[Ns-developers] GSOC - Parallel Simulations | First ideas

Hagen Paul Pfeifer hagen at jauu.net
Thu Mar 27 15:35:15 PDT 2008


* George Riley | 2008-03-27 10:24:17 [-0400]:

> Threads can be a good approach for tightly-coupled environments as you
> mention.  We have to be careful to avoid the need for "interlocking" (mutex
> protection) of state variables however.  Are you imagining a single event
> list shared  by all threads, or multiple lists (one per thread).  How will
> you determine which node object are "assigned" to each thread?  Or will this
> be dynamic?

Good question! Currently I study the all available documents about the
parallelization of simulations. Currently I prefer the one list per thread
model (cause this model is the potential candidate for node wide
distribution). But this isn't fix at the moment!

> MPI is the clear winner for distributed (across a network of  workstations),
> but am not sure it's best for a multi-threaded approach.  However there is
> an advantage towards a single approach for both (tightly-coupled and
> distributed).

Of course! I consider MPI as an "node spanned" distribution technique, not for
CPU local distribution. But the final algorithm should be aware to distribute
the workload via some well known technique. But as I mentioned some time ago:
I focus on a node local distribution, but keep in mind that the algorithm
should also scale in large!

> I would prefer we don't design something requiring the locking  primitives.
> THis is much too invasive, in the extreme requiring every state variable
> access to be locked.

Right - that is also my goal! I hope since one week that this is possible! ;)

> Ideally, someone using ns3 for simple serial simulations can ignore
> completely everything related to distributed sim; since the distributed sims
> will  in practice comprise a small fraction of use cases, we don't want this
> to be  intrusive.

ACK! (therefore the additional "parallelization layer"). But if the algorithm
work quite well we should use all cores! In the next couple of years,
performance gains is accomplished via parallelization! NS3 should keep up with
actual processor design.

> Getting into the details of cache line behavior is, as you likely know, very
> complex and platform dependent.  If we optimize for one processor, we might
> end up sub-optimal (or even poor) for another.  I would prefer we focus on
> the design and implementation of the distributed simulation independently of
> this. We can of course look in to cache optimization at a later time.

ACK, but there are a couple of best practices for all architectures! If you
are an rookie you can do a lot of trivial mistakes - they should be avoided!
To clarify: I don't mean over-optimization and processor specific hacks.
Rather a well defined overall algorithm will few locking primitives where
necessary.

> We need to decide on how to do "time management".  As you should know, any
> conservative distributed simulation needs some way to determine if a given
> event is "safe" to process.  There are a number of approaches to his.  See
> "Fujimoto: Parallel and Distributed Simulation Systems".

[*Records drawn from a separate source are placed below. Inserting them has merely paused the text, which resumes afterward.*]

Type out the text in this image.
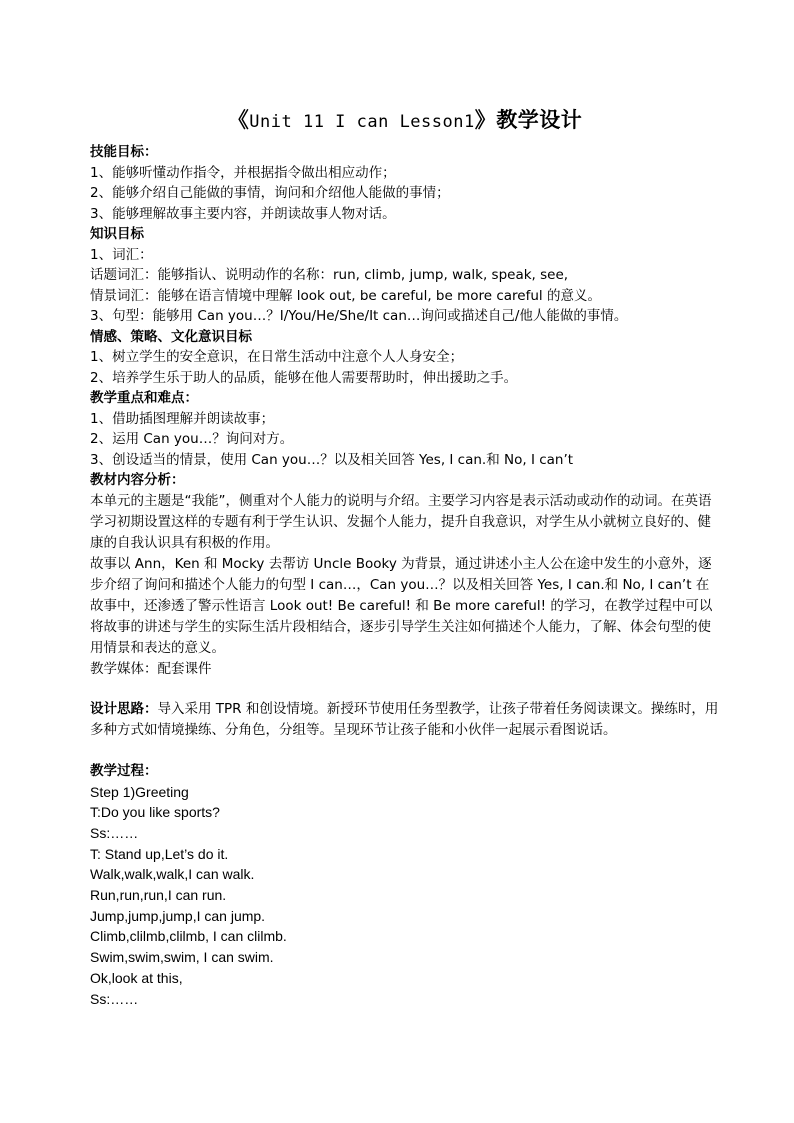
《Unit 11 I can Lesson1》教学设计

技能目标：

1、能够听懂动作指令，并根据指令做出相应动作；

2、能够介绍自己能做的事情，询问和介绍他人能做的事情；

3、能够理解故事主要内容，并朗读故事人物对话。

知识目标

1、词汇：

话题词汇：能够指认、说明动作的名称：run, climb, jump, walk, speak, see,

情景词汇：能够在语言情境中理解 look out, be careful, be more careful 的意义。

3、句型：能够用 Can you…？I/You/He/She/It can…询问或描述自己/他人能做的事情。

情感、策略、文化意识目标

1、树立学生的安全意识，在日常生活动中注意个人人身安全；

2、培养学生乐于助人的品质，能够在他人需要帮助时，伸出援助之手。

教学重点和难点：

1、借助插图理解并朗读故事；

2、运用 Can you…？询问对方。

3、创设适当的情景，使用 Can you…？以及相关回答 Yes, I can.和 No, I can’t

教材内容分析：

本单元的主题是“我能”，侧重对个人能力的说明与介绍。主要学习内容是表示活动或动作的动词。在英语学习初期设置这样的专题有利于学生认识、发掘个人能力，提升自我意识，对学生从小就树立良好的、健康的自我认识具有积极的作用。

故事以 Ann，Ken 和 Mocky 去帮访 Uncle Booky 为背景，通过讲述小主人公在途中发生的小意外，逐步介绍了询问和描述个人能力的句型 I can…，Can you…？以及相关回答 Yes, I can.和 No, I can’t 在故事中，还渗透了警示性语言 Look out! Be careful! 和 Be more careful! 的学习，在教学过程中可以将故事的讲述与学生的实际生活片段相结合，逐步引导学生关注如何描述个人能力，了解、体会句型的使用情景和表达的意义。

教学媒体：配套课件

设计思路：导入采用 TPR 和创设情境。新授环节使用任务型教学，让孩子带着任务阅读课文。操练时，用多种方式如情境操练、分角色，分组等。呈现环节让孩子能和小伙伴一起展示看图说话。

教学过程：

Step 1)Greeting

T:Do you like sports?

Ss:……

T: Stand up,Let’s do it.

Walk,walk,walk,I can walk.

Run,run,run,I can run.

Jump,jump,jump,I can jump.

Climb,clilmb,clilmb, I can clilmb.

Swim,swim,swim, I can swim.

Ok,look at this,

Ss:……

My daily subway (underground) literature! ;)

> We need some way (perhaps even manual by the ns3 user) to map the topology
> (all nodes/interfaces/links, etc) to individual processors/ systems.  How
> this is done has a tremendous effect on overall performance. People have
> looked at various graph partitioning algorithms but there is no "one  size
> fits all solution".  At a minimum we need a ns3-user specified mapping,
> either with an external file, or in the C++ code itself.

Mhh, user invasion should be avoided, thats a requirement by myself! But maybe
there are some situations where this hint can be an advantage. But I am not
sure at the moment! To be discussed!

> You can safely assume that the only simulation data flowing from one
> processor to another is a packet (except for overhead messages related to
> time synchronization).  We need to pay particular attention the  packet
> serialization (converting a packet class object to a serial stream of
> bytes) and reconstruction at the receiving end.  THe packet payload data is
> essentially serialized for free, but the meta-data and packets tags I'm not
> sure  about.  This will need to be handled correctly.

Hopefully. But I am not sure at the moment if other influence take place ...

> The notion of "lookahead" is well known and understood within
> the distributed simulation community.  We need a way to specify the
> lookahead value (automatically preferably) and to utilize this in the
> time synchronization protocol.

Right! This leads done to the conservative and optimistic approach mentioned
by Fujimoto.

> George

Thank you very much George! I really enjoyed reading you annotation!